Cara Meixner, executive director of the Center for Faculty Innovation at James Madison University in Virginia, says that experiential learning helps students think beyond simply learning how to do something and to consider the greater ramifications of that action.

“It’s not just about students developing cognitive, or content mastery; it’s not just about a student learning how to run a research trial. It’s also about students being embedded in a context where they’re thinking about the broader ethical implications of that research trial,” Meixner says.

Ambrose turns to cognitive psychology and different types of knowledge to explain how experiential learning works. Declarative knowledge, she explains, is about memorizing facts. Procedural knowledge refers to the ability to use those facts. But then, she adds, “there is contextual knowledge, and that’s knowing when to use the knowledge or the skills that you have” to solve problems.

Of the many delivery methods for experiential learning, the co-op has been offered for more than 100 years at Northeastern. Co-ops are similar to internships, though typically longer, allowing students more time to work and learn within an organization. At Northeastern, students typically alternate semesters between academic study and work sessions. The value of co-ops, Ambrose says, is that they prepare students for life in the workforce by exposing them to it six months at a time.

“You’re immersed in the real world, you’re acting the way an employee would act, you have tasks that you’re asked to do, there’s a boss, there’s a deliverable – in some way, shape, or form – depending on the employer that you’re working with,” Ambrose says.

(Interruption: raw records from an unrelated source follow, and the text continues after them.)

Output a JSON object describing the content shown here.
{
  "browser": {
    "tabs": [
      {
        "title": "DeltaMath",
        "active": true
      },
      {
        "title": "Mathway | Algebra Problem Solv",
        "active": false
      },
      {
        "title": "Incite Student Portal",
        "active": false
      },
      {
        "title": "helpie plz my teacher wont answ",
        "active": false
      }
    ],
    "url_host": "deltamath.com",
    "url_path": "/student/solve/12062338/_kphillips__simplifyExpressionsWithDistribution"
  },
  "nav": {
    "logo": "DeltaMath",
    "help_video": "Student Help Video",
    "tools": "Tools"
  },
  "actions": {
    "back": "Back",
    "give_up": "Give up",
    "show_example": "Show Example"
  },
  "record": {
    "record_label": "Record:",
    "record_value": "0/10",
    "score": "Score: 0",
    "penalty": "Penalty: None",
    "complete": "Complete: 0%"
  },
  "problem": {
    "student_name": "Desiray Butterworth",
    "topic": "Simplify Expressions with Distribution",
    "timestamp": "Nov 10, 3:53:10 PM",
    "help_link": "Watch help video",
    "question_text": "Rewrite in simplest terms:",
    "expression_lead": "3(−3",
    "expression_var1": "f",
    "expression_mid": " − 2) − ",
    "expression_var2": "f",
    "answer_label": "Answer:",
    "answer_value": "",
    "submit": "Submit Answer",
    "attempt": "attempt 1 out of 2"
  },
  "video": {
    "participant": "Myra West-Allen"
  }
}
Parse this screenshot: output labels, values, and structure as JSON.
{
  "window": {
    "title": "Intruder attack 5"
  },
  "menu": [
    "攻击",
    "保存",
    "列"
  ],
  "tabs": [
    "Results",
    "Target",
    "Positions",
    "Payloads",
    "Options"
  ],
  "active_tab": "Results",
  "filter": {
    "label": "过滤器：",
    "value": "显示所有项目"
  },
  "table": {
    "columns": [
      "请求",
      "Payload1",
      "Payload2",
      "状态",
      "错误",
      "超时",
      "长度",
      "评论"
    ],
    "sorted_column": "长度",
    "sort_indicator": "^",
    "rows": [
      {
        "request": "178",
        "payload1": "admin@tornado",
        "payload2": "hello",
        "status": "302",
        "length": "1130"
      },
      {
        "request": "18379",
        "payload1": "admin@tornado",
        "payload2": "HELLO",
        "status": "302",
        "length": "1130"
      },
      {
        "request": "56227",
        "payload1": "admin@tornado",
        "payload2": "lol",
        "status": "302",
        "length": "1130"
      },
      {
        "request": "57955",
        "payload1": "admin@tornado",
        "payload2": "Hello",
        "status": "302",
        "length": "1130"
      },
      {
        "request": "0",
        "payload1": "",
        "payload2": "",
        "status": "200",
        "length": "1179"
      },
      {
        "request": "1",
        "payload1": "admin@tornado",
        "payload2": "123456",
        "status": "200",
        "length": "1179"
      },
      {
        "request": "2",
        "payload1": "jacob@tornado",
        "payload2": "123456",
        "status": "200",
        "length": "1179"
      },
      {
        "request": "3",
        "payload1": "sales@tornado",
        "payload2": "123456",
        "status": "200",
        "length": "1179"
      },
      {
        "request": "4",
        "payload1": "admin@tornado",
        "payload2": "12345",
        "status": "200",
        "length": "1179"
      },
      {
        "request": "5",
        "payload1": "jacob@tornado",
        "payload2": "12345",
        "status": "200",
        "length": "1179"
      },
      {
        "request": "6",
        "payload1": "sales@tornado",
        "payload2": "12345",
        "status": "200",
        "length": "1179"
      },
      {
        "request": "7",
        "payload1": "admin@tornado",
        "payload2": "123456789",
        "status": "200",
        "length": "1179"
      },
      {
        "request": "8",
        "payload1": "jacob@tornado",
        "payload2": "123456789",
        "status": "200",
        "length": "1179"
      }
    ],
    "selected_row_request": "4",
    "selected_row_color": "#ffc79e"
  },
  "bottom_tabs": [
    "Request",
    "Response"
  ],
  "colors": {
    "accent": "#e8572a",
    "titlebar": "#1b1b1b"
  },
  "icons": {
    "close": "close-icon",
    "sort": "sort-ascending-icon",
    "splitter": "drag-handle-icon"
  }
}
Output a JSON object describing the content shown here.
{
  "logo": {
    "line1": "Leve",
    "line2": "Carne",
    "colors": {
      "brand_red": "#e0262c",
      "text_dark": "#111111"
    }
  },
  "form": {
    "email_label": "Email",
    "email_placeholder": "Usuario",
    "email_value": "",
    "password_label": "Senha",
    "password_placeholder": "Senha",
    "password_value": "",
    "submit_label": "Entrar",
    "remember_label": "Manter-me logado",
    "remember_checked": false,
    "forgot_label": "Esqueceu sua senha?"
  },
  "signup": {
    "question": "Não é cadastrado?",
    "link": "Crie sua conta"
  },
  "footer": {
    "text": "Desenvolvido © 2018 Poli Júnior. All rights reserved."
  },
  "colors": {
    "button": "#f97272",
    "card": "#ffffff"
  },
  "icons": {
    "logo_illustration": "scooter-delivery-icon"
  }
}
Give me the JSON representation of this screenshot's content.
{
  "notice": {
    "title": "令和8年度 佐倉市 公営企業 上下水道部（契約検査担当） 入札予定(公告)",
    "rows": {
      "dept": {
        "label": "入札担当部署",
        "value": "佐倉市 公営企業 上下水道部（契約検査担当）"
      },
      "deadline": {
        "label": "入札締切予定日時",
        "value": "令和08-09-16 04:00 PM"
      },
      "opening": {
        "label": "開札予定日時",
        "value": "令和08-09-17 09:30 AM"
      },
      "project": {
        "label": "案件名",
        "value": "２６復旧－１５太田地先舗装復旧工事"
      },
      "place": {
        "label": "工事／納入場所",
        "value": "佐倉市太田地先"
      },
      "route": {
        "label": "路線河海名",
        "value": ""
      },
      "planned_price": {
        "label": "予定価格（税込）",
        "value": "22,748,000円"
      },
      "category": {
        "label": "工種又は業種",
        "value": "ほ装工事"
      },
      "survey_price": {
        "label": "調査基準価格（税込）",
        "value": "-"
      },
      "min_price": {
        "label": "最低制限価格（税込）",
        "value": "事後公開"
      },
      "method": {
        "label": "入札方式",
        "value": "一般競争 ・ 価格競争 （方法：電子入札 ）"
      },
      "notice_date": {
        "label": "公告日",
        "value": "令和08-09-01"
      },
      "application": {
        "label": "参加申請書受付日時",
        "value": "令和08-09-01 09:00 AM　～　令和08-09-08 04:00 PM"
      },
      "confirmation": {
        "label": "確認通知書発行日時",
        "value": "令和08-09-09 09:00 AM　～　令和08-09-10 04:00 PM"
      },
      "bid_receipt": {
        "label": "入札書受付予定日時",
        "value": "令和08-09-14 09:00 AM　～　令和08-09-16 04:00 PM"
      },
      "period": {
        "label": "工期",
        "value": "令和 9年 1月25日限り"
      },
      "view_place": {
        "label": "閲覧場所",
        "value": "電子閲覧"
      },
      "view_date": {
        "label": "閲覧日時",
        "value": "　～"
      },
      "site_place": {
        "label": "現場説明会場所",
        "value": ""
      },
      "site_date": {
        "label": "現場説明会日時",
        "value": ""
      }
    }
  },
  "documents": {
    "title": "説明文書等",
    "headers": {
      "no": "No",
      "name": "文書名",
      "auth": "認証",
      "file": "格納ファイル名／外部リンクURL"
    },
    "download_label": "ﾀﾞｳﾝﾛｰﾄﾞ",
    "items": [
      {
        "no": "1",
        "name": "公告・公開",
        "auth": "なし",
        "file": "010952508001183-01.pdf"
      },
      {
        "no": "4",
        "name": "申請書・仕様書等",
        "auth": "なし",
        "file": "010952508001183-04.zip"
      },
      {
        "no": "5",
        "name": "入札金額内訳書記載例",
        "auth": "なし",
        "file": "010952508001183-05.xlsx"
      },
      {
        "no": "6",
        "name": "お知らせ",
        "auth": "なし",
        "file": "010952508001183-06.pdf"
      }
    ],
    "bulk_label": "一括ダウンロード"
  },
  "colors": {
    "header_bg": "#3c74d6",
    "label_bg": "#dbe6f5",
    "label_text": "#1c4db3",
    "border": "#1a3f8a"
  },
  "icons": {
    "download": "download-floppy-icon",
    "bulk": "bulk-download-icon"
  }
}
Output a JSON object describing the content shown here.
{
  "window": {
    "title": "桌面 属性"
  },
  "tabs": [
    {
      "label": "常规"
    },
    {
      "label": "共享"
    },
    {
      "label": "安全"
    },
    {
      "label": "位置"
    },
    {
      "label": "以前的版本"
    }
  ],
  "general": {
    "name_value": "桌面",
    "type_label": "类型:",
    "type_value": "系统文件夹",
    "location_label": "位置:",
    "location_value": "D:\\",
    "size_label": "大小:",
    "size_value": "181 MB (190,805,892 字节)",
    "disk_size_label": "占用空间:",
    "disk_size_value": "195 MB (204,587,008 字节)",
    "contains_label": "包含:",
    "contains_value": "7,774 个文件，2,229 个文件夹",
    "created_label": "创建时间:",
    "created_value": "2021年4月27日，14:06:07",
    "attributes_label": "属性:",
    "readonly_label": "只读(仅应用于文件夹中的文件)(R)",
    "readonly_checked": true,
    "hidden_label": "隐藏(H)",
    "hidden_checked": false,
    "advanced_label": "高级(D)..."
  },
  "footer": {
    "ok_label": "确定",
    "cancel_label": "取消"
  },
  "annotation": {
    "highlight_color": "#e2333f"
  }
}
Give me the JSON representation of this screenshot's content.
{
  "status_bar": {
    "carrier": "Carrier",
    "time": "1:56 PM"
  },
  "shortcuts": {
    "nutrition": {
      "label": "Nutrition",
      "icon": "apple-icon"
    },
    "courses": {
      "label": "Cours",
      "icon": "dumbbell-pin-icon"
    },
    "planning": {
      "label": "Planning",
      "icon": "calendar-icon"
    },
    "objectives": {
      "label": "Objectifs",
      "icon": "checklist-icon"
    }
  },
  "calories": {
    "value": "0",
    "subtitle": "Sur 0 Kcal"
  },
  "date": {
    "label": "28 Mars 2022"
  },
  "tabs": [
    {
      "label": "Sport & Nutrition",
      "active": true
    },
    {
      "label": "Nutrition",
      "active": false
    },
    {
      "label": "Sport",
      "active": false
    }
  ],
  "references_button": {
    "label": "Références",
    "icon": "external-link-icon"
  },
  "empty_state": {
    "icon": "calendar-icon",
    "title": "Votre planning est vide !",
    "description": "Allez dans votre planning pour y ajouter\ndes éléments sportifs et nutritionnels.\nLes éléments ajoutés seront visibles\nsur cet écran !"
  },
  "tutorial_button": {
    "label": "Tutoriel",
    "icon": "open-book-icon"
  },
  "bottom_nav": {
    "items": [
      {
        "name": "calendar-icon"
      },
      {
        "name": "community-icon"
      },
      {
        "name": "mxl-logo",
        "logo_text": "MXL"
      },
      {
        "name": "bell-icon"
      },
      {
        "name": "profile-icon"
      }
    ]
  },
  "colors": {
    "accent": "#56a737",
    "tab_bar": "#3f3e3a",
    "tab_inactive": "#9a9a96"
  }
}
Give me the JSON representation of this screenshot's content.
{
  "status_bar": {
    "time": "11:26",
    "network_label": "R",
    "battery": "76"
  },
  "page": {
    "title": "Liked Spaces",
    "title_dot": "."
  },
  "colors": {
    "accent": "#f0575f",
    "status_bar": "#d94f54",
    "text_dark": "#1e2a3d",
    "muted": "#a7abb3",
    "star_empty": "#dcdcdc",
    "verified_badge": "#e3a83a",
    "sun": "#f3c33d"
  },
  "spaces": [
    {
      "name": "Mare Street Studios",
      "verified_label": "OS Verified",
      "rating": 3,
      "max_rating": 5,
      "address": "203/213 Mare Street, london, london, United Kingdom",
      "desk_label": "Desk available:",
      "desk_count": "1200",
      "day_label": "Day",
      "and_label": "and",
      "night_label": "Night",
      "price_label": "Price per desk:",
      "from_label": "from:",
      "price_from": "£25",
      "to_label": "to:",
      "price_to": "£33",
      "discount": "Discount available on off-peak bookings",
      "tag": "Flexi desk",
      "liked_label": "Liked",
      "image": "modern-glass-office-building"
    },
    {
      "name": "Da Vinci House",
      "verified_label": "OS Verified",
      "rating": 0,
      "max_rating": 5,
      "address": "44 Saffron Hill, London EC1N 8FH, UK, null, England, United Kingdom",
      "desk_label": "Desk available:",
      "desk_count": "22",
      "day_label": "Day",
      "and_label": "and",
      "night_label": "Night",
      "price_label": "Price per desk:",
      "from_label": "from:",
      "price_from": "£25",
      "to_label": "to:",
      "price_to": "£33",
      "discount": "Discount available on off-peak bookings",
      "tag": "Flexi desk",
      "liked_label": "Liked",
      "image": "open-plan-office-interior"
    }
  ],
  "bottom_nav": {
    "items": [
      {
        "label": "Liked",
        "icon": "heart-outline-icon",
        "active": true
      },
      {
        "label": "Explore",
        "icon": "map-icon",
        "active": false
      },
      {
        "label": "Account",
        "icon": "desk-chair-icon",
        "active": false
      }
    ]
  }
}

While there are experiential learning opportunities early on in college, Theriot notes that “some experiences are going to be much more suited to students who are more advanced in their education,” such as internships, co-ops and other types of fieldwork placements. Still, he encourages prospective students to ask: “How can I have some of these experiences coming into college?”

Students don’t have to wait until they reach the upperclassman ranks to get involved in experiential learning opportunities. Experts say students should begin looking as early as freshman summer orientation by identifying student groups they want to get involved with, seeking out undergraduate research opportunities and identifying other activities that involve hands-on learning.